A Push Dose EPI is 1mL of cardiac arrest EPI (1mg in 10mL) into 10mL of 0.9% normal saline. This makes a concentration of 10mcg/mL. This can be accomplished by first drawing up 1mL (100 mcg) of cardiac arrest EPI (the 1mg in 10mL solution). Once you expose the top of the cardiac arrest PFS, a needle can be placed into it and medication can be drawn out. Next, draw up 9mL of 0.9% NS to make a 10mcg/mL solution.
An EPI infusion will require 1mg of EPI to be placed into a 250mL bag. This will make a 4mcg/mL concentration.
The manual calculation would be: Desired mcg/min x 60 / Concentration = mL/hour.
For example, a desired 5 mcg/min would be: 5 x 60 / 4 = 75mL/hour.
Many people weight base their epi (probably the better option). This should be done as mcg/kg/min.

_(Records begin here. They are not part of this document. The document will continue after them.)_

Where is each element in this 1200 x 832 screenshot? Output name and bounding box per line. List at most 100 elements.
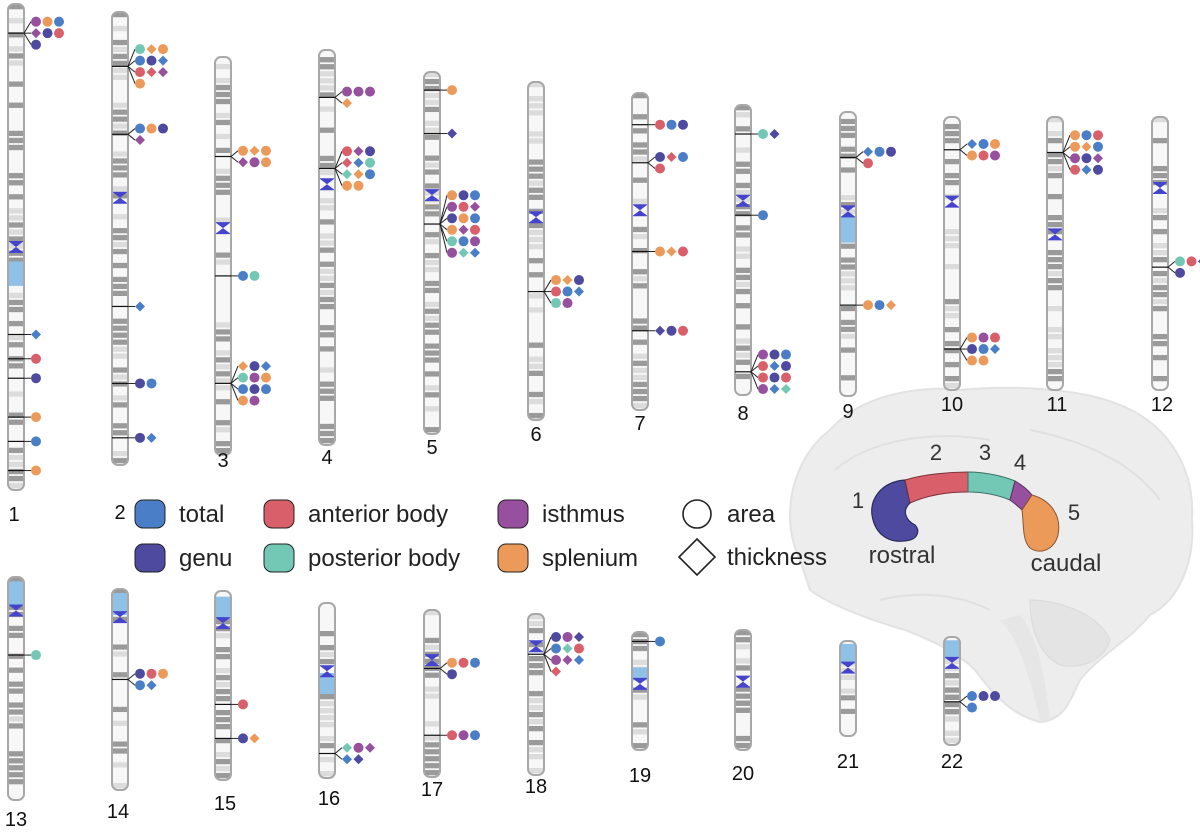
marker-splenium-thickness — [886, 300, 896, 311]
chromosome-11: 11 — [1046, 116, 1103, 416]
chromosome-band — [424, 134, 440, 140]
chromosome-band — [112, 451, 128, 457]
centromere — [1047, 228, 1063, 241]
marker-splenium-area — [261, 157, 271, 168]
locus-connector-line — [1167, 266, 1176, 274]
chromosome-band — [8, 681, 24, 687]
chromosome-band — [528, 229, 544, 236]
chromosome-band — [319, 736, 335, 742]
marker-genu-area — [458, 190, 469, 201]
chromosome-band — [944, 737, 960, 744]
chromosome-band — [319, 78, 335, 84]
chromosome-label: 18 — [525, 776, 547, 798]
chromosome-band — [215, 668, 231, 674]
chromosome-band — [735, 303, 751, 309]
chromosome-band — [8, 222, 24, 228]
marker-genu-area — [42, 28, 53, 39]
chromosome-bands — [632, 632, 648, 750]
chromosome-band — [424, 343, 440, 349]
chromosome-band — [944, 313, 960, 319]
chromosome-band — [1152, 376, 1168, 382]
chromosome-band — [632, 269, 648, 275]
chromosome-label: 7 — [634, 413, 645, 435]
chromosome-band — [632, 247, 648, 254]
marker-genu-thickness — [574, 632, 584, 642]
chromosome-band — [215, 647, 231, 653]
chromosome-band — [319, 261, 335, 267]
marker-anterior-body-area — [447, 730, 457, 741]
chromosome-band — [840, 125, 856, 132]
marker-splenium-thickness — [249, 145, 260, 156]
marker-genu-area — [551, 632, 561, 642]
centromere — [944, 656, 960, 669]
marker-total-area — [238, 384, 248, 395]
marker-isthmus-thickness — [1093, 153, 1103, 164]
chromosome-band — [424, 357, 440, 363]
marker-anterior-body-area — [1186, 256, 1197, 267]
chromosome-band — [8, 320, 24, 327]
marker-anterior-body-area — [574, 643, 584, 654]
cc-segment-number: 2 — [930, 440, 942, 465]
chromosome-band — [424, 72, 440, 78]
chromosome-bands — [528, 614, 544, 775]
chromosome-label: 5 — [426, 437, 437, 459]
heterochromatin-region — [944, 640, 960, 659]
chromosome-band — [528, 705, 544, 711]
marker-total-area — [470, 657, 480, 668]
marker-total-area — [135, 680, 145, 691]
centromere — [735, 675, 751, 688]
locus-connector-line — [1167, 261, 1176, 268]
heterochromatin-region — [840, 643, 856, 664]
chromosome-outline — [423, 609, 441, 778]
marker-splenium-area — [158, 44, 168, 55]
locus-connector-line — [750, 354, 759, 372]
chromosome-band — [1047, 362, 1063, 368]
marker-total-area — [1093, 141, 1103, 152]
chromosome-band — [424, 392, 440, 398]
chromosome-band — [112, 741, 128, 747]
marker-anterior-body-area — [551, 286, 561, 297]
chromosome-band — [319, 205, 335, 211]
chromosome-band — [528, 131, 544, 137]
chromosome-band — [424, 770, 440, 776]
locus-connector-line — [334, 753, 343, 760]
chromosome-band — [424, 315, 440, 321]
chromosome-band — [528, 621, 544, 627]
chromosome-bands — [215, 591, 231, 780]
chromosome-band — [632, 114, 648, 120]
chromosome-band — [632, 226, 648, 233]
chromosome-band — [632, 325, 648, 331]
chromosome-band — [944, 264, 960, 270]
legend-circle-icon — [682, 499, 712, 529]
chromosome-band — [528, 412, 544, 419]
chromosome-band — [215, 119, 231, 126]
locus-connector-line — [439, 223, 448, 253]
marker-splenium-thickness — [146, 44, 157, 55]
marker-isthmus-area — [562, 298, 573, 309]
marker-posterior-body-area — [135, 44, 145, 55]
chromosome-band — [944, 341, 960, 347]
marker-posterior-body-area — [31, 650, 41, 661]
chromosome-band — [8, 454, 24, 461]
chromosome-band — [735, 352, 751, 358]
locus-group — [215, 145, 271, 168]
chromosome-band — [1152, 215, 1168, 221]
chromosome-band — [840, 333, 856, 339]
chromosome-band — [735, 373, 751, 380]
centromere — [632, 204, 648, 217]
chromosome-band — [112, 60, 128, 67]
legend-label: anterior body — [308, 501, 448, 528]
chromosome-band — [735, 658, 751, 664]
heterochromatin-region — [8, 261, 24, 286]
chromosome-band — [215, 717, 231, 723]
chromosome-bands — [735, 630, 751, 750]
chromosome-band — [632, 339, 648, 345]
marker-total-thickness — [31, 329, 41, 340]
marker-total-area — [470, 190, 480, 201]
locus-group — [735, 210, 768, 221]
chromosome-band — [735, 225, 751, 231]
chromosome-band — [632, 142, 648, 148]
chromosome-band — [1047, 334, 1063, 340]
locus-connector-line — [230, 156, 239, 163]
chromosome-label: 8 — [737, 403, 748, 425]
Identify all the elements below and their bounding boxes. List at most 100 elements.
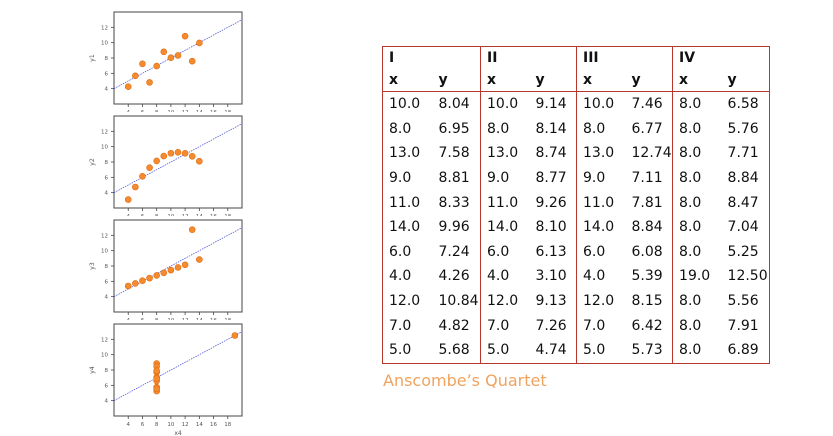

Example: mcg x kg x 60 / concentration = mL/h that you enter on your pump.
Making a personal choice
You have to make a decision of what you are going to do before you are in the situation where you must make a choice. For myself, I have decided that making a push dose epi, having to manage that push dose, and then having to make an infusion in addition to that push dose, is too much work and the logistics do not make sense to me. I would rather use the infusion right off of the bat and mentally offload all the extra work. In EMS we usually wear multiple hats on a call. We do not have as many people helping us as a physician may in a hospital setting. We must make decisions that are not only best for our patient, but ones that do not cognitively overload us. Each provider must test out what would be right for them and figure out the logistics to execute top notch patient care efficiently.